The American West as Mirror and Canvas
Cinematographer Alfonso Herrera Salcedo (A Love Song) does beautiful work capturing the transition from Midwest to West—the landscape gradually opening up as mother and son navigate their cramped emotional space inside the car. There's a visual poetry in the contrast: these sweeping vistas of American possibility against the claustrophobic reality of Layal's impossible situation. She can't be in two places at once; she can't tend to her aging mother while also shepherding her troubled son through this crisis.
Humor and Humanity in the Mundane
What sets Hot Water apart from typical road-trip dramedies is its commitment to finding genuine humor in the everyday friction between this mother and son. Their fighting seems real—she makes fun of his bad Arabic, and he irritates her because he can. These aren't grand dramatic showdowns; they're the small tensions that define real family relationships. The film smartly avoids turning their Lebanese Muslim identity into trauma porn.
Instead, it shows them as a normal family going through common problems: a kid who has lost his way and a parent who is trying to help him while dealing with her own grief and guilt.
The film's multilingual elements, with Layal easily switching between English, Arabic, and French, add depth without making it look like a show.

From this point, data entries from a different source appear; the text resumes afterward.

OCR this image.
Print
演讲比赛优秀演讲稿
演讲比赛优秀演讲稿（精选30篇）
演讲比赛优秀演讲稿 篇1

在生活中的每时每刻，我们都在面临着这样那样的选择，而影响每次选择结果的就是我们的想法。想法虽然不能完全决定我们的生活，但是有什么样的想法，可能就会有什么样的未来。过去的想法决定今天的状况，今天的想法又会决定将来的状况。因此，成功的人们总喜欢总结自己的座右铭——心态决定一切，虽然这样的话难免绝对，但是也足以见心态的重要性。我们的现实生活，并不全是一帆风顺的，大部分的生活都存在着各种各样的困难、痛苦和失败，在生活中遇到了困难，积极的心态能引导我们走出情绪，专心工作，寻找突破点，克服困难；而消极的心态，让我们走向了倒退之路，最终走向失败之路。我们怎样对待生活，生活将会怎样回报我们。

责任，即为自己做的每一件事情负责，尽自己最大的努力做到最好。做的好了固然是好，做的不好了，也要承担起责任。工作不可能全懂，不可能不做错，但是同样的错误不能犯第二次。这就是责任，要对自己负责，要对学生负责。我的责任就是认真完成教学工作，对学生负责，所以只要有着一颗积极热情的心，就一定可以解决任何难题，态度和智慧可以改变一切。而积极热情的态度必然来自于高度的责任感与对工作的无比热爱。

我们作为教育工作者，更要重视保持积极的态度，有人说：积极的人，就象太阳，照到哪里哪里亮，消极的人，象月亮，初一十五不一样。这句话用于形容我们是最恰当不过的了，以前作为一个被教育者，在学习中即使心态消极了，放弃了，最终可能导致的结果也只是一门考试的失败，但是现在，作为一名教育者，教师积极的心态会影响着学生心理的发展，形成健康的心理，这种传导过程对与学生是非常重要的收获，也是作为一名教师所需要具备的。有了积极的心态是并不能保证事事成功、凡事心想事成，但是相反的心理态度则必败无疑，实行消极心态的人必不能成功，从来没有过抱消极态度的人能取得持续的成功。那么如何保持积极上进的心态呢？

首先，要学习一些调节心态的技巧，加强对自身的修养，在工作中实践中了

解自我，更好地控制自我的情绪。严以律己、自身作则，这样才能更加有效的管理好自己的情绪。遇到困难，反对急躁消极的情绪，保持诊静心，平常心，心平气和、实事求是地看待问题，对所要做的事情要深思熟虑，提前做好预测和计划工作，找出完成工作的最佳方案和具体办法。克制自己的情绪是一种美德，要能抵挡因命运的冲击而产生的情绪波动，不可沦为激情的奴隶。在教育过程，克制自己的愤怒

This is just how she moves through the world, switching languages and cultures as needed, never fully fitting into any one group.
The Missing Father
The biggest criticism of Hot Water is its treatment of Anton, Daniel's father. While the story rightly centers on the mother-son dynamic, Anton exists primarily as a destination rather than a fully realized character. We're told he has an addiction problem, that his absence has shaped Daniel's life, but the film never inquires about how this separation has actually affected Daniel emotionally. For a movie about driving a teenage boy across the country to reunite with his estranged father, that feels like a significant missed opportunity to explore another layer of Daniel's struggle.
The Grace of Not Knowing
What ultimately makes Bashour's debut resonate is its refusal to offer easy answers.
Hot Water understands that for many immigrants—and their children—the question of belonging isn't something you solve; it's something you live with. Layal doesn't know if she made the right choice staying in America instead of returning to Lebanon. She doesn't know if she's doing right by Daniel or failing him. The film suggests that maybe the first step toward finding your place is admitting you don't know where you belong yet. And that's okay.
In an industry that too often demands tidy resolutions and clear character arcs,
The film sits comfortably with ambiguity. It's a road movie where the destination matters less than the conversation happening in the front seat—two people trying to understand each other across generational and cultural divides, one orange peel at a time.
It is a warm, thoughtful debut that offers a refreshingly normal portrayal of a Muslim Lebanese-American family while grappling with the universal immigrant experience of being split between worlds. Anchored by Lubna Azabal's magnificent performance and Bashour's gentle directorial hand, it's a film that trusts its audience to sit with life's messiness. Just don't expect all the answers—sometimes the journey is about learning to be okay with the questions.